Oh, and one final job was to "finish" off the lighthouse. The railing stanchions were re-spaced, and the handrails soldered in place. The whole lot could then be painted with 2 coats of off-white paint. As you can imagine, this was a bloody fiddle job; especially as the stanchions were wobbly plastic! OH, and I also finally got around to adding the windows that I had made ages ago. I've actually fully bedded them in with plaster so they all have proper frames and fit snugly.


So there we have it, whilst I didn't get around to adding any vegetation/trees to disguise the scenic exit, the overally appearance of the layout has been dramatically improved.


Those of you coming to ExpoNG tomorrow; I look forward to seeing you there. Please do introduce yourselves!

Saturday, 19 October 2019

Sandy Shores - Preparing for ExpoNG

What's this? A blog entry?! Yes, I know; surprising, but there is reason for my absence and my subsequent return...

Long story short, I've actually been rather busy with various things; two of them model-making related. Firstly, I was invited to write an article about Sandy Shores for the August 2019 edition of BRM. Needless to say this is a very proud achievement of mine! Secondly, I've actually been involved in a commission for the first time. You'll see the fruits of my labour in December...

Anyway, back to today, and the reason for the sudden blog entry is that ExpoNG is only a week away, and I need to fix a few things on Sandy Shores before I take it all the way to Kent! First things first, back at our little exhibition in Woodgreen, one of the point motors developed a fault that prevented it from throwing in one direction.

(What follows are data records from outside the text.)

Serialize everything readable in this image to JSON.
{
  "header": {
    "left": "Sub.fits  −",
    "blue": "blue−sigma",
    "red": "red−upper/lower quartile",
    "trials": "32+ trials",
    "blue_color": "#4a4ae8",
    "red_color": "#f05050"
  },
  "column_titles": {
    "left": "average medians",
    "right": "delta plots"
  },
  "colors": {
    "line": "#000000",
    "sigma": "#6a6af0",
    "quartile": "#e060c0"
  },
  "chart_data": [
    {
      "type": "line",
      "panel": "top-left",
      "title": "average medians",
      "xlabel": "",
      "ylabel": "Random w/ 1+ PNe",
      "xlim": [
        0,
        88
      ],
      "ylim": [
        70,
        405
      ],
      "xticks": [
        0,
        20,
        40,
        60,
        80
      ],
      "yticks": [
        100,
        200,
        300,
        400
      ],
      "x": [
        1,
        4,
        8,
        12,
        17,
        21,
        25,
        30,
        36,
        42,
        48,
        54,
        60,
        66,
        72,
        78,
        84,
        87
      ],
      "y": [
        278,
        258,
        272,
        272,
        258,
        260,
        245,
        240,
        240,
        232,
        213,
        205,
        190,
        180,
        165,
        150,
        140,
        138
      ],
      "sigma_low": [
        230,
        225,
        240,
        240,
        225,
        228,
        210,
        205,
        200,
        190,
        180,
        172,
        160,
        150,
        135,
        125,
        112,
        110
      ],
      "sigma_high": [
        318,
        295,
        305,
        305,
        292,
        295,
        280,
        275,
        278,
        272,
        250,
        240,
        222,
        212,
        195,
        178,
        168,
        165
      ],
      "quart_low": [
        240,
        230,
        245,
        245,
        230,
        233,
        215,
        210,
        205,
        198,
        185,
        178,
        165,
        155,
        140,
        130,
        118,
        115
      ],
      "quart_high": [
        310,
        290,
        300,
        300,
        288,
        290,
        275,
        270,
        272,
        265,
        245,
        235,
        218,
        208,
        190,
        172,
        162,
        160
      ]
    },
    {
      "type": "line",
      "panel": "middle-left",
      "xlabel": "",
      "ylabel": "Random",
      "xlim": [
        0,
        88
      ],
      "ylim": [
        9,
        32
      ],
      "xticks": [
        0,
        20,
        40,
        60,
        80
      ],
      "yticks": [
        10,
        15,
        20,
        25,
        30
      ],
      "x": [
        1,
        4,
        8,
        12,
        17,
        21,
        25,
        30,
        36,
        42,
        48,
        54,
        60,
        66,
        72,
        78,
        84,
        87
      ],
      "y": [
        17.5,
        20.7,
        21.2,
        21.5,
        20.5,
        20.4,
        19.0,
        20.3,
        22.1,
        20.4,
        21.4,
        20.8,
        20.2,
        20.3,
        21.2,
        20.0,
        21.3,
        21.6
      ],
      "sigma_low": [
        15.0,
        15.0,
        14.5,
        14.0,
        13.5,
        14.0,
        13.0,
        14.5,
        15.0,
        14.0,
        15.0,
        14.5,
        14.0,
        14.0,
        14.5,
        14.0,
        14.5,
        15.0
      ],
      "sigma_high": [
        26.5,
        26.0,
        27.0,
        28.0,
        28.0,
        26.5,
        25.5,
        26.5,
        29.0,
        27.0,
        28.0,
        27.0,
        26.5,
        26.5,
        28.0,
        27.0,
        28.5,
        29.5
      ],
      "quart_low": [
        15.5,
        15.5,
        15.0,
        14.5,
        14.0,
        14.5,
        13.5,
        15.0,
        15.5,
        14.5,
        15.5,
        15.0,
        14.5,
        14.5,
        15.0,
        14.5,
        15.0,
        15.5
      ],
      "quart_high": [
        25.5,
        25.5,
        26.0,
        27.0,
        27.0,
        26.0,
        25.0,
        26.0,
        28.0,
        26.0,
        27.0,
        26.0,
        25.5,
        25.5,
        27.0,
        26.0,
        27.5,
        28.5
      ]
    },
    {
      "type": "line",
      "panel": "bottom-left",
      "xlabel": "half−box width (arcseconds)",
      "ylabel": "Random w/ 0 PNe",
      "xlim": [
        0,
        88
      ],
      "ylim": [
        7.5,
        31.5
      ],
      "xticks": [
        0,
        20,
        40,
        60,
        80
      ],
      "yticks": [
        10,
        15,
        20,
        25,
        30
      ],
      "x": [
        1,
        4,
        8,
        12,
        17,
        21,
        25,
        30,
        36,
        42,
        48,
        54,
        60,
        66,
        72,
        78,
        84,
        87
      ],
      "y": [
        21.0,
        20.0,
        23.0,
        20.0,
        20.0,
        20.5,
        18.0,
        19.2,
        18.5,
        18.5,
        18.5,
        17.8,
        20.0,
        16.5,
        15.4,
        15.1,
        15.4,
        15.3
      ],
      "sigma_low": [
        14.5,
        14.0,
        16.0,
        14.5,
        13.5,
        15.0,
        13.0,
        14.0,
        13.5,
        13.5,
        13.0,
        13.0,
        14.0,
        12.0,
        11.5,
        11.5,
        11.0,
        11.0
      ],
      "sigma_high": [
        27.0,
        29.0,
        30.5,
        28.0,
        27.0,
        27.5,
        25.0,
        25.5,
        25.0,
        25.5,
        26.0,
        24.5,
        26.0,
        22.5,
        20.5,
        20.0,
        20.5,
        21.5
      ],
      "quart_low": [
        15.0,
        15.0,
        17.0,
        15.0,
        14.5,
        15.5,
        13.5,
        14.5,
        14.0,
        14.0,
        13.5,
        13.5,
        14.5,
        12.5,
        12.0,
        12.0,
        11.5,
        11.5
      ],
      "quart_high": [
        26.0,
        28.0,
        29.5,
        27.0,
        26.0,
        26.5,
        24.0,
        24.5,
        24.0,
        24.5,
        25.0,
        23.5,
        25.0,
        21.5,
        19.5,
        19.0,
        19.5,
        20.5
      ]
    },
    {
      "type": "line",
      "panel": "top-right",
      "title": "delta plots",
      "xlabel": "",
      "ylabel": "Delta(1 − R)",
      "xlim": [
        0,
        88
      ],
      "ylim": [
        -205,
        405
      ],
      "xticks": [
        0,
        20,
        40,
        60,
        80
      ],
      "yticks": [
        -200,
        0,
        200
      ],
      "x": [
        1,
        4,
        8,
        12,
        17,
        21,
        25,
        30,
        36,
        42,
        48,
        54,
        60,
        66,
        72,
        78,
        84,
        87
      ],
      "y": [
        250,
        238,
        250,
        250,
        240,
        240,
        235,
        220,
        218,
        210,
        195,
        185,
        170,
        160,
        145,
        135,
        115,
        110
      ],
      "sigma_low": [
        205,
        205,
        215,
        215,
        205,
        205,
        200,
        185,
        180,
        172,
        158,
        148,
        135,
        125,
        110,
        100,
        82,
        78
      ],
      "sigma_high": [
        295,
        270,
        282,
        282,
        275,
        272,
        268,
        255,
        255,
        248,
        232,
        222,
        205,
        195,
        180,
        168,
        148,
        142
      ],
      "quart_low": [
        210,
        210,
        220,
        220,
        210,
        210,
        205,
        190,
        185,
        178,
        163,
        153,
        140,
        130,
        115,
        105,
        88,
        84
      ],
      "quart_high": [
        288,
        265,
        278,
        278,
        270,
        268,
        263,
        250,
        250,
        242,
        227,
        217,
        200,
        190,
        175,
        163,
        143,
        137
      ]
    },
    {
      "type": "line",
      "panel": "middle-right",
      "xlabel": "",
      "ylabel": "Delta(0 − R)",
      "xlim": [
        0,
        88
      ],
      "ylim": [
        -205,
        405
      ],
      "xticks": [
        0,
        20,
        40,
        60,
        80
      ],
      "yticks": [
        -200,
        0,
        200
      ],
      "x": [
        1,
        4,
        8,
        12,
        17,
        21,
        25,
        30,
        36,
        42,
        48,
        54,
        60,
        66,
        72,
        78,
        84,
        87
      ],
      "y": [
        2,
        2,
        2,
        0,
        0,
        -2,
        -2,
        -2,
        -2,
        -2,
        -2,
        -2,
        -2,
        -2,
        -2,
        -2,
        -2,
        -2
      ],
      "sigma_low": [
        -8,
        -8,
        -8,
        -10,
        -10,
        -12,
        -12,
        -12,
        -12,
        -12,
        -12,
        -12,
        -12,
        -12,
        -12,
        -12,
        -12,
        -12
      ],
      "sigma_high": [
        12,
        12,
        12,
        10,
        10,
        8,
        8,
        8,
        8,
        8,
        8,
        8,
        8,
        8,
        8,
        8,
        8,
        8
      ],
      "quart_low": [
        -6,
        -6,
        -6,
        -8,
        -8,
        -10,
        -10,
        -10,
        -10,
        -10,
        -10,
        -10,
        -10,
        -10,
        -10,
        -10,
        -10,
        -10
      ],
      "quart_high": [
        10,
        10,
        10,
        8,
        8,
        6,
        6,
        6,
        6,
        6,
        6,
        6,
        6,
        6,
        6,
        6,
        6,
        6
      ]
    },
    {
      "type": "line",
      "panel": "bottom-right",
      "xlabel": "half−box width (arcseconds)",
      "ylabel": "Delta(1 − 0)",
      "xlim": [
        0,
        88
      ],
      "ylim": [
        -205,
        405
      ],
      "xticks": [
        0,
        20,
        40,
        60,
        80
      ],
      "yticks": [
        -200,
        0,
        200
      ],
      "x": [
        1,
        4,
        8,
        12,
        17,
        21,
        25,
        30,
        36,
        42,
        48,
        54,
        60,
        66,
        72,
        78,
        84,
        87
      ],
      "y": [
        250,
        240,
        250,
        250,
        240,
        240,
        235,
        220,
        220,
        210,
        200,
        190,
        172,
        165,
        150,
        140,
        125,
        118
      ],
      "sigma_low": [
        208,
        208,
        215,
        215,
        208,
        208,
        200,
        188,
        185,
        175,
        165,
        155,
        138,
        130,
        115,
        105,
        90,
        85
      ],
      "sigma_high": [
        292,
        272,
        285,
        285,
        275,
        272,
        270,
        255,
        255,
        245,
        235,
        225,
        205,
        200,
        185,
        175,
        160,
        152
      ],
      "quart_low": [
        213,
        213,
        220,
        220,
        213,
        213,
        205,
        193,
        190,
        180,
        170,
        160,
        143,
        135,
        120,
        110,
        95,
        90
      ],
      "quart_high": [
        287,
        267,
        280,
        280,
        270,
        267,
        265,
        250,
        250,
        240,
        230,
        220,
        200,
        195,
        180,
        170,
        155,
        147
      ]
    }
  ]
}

Unfortunately, this is the most crucial point (and furthest from the control panel) so it was absolutely crucial that it was fixed before Swanley/ExpoNG.

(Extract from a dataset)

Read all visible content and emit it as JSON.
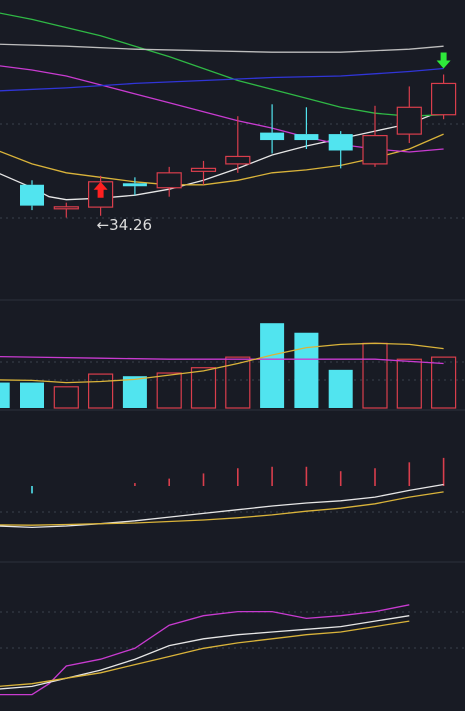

As you'll also see in the photo below, the CDU had become somewhat detatched (it's actually dangling behind the panel here), pulling some of the wires out. The power socket also came out at Woodgreen, and some wires also a little bit too loose for my liking. The CDU has constantly fallen off, but rather than glue it, I just tried to hold it in place with sticky pads and the wires! Needless to say, it's about time that it was glued down for good...


Back to the point motor, and confirming that it was still only throwing in one direction, and that the wiring was not to blame, I took it off. I was about to throw it away and replace it with a new one when I realised that one half of one of the coils had actually broken free from the circuit board. Bingo! That explains why it would only throw in one direction.


After a quick soldering job, and half an hour of swearing trying to glue and screw the point motor into place, I'm pleased to say it is now working perfectly again. I suspect that the motor had moved due to the sticky foam pads that it was partially mounted on. Despite also being screwed down, it seems that it had perhaps moved enough that it broke the copper contact. Perhaps after ExpoNG I'll make some new wooden mounting plates so that I can be sure there is a reduced chance of movement.

During the week, I expect to make a few additions to the layout; nothing crazy; perhaps just a bit more vegetation to hide the scenic exit, and maybe some more detailing and wagon loads.

So, those of you near Swanley next weekend, I look forward to seeing you there! I will be operating alone as always, and I will of course be more than willing to answer any questions, or let you loose at the controls. I'll also appreciate any visiting locos and/or rolling stock; which reminds me, there are a few clearance issues for skirted/low slung locomotives which I need to address before the show.

Oh, and if you can't make Swanley, I'll also be exhibiting at Narrow Gauge South in Eastleigh next year!